Tuesday, November 26, 2002
The City of Hood River has put the brakes on action to stop noisy trucks on Interstate 84 from disturbing residents.
On Monday the City Council tabled the decision on a proposed ordinance that would prohibit vehicles from using “jake” brakes that exceeded 80 decibels in volume. Councilor Chuck Haynie asked for the delay so staff could further research two legal questions:
Whether the city could pass an ordinance that was more restrictive than the state standard of 90 decibels without violating interstate commerce protection.
If the city could enforce the code at the city’s western border until the current legal challenge over annexation had been resolved.
After hearing Police Chief Tony Dirks’ concerns about costs and use of manpower to enforce the code, they also debated whether the ordinance could be practically applied to effect noticeable change.
Dirks told the council on Nov. 25 that the engine brakes were used as a safety feature to increase compression in selected cylinders that slowed down the drive shaft, allowing the vehicle to reduce speed without unnecessarily heating the conventional brakes. After researching the issue, he said that while numerous municipalities had statutes prohibiting the use of jake brakes, he could find no agency in Oregon which was enforcing this type of ordinance. He said this could be, in part, because without specialized training it would be very difficult for officers to distinguish between regular down shifting and a faulty muffler or braking system.

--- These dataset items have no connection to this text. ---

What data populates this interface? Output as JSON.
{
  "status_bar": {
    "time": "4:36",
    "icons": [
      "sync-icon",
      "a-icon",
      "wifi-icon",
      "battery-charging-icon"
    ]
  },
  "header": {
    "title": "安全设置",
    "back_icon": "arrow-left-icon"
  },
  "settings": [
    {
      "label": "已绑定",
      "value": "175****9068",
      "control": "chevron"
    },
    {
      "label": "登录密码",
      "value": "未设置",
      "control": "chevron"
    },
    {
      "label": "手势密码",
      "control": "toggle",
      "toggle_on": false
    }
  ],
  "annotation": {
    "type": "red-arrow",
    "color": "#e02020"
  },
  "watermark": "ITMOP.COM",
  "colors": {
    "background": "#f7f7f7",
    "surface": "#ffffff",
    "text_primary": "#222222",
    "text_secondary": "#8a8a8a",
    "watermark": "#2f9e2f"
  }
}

Although Councilor Andrea Klaas and five other residents have registered complaints with Dirks about the noise from passing trucks, he and Lynn Guenther, city manager, performed a study that found that the average braking volumes from freeway truck traffic did not exceed state standards. The two officials recently used a decibel meter at various locations within the city limits to get readings on 96 trucks and the highest output was 80 decibels.
“The thought that a big percentage of trucks are in violation of state law is just not true,” said Dirks.
However, Klaas reiterated that her family lives more than 500 feet from the freeway and, like many other residents, have been awakened at night by the noise from passing trucks.
“This is an issue that affects many, many communities and not just ours so we can be the forerunners here,” she said.
Three citizens agreed with Klaas and testified about the problem at the Monday meeting, including Eric Skemp, who owns Hifly North America next to I-84.
“At least once a day we have to stop talking on the telephone or in person,” said Skemp about the volume from engine brakes in his business office.
The council suggested, and Dirks agreed, that there might be an efficient way to enforce the proposed noise ordinance without undue cost or manpower. They discussed conducting a “sting” operation several times a year that would include the Oregon State Patrol, who had authority to conduct a safety search of trucks that were pulled over for noise violations.
That methodology would determine if the brakes were legally muffled and spread the word that Hood River was taking strong action against unnecessary noise.
In addition, Guenther and Mayor Paul Cummings suggested that letters be sent to major trucking companies with violations that signalled the city’s intent to stop the problem.
“I think we have the beginnings of some good ideas that might be effective and not cost us a fortune,” said Councilor Paul Thompson.
The council will further discuss the legal and enforcement issues related to the proposed vehicular noise ordinance at its Dec. 9 meeting.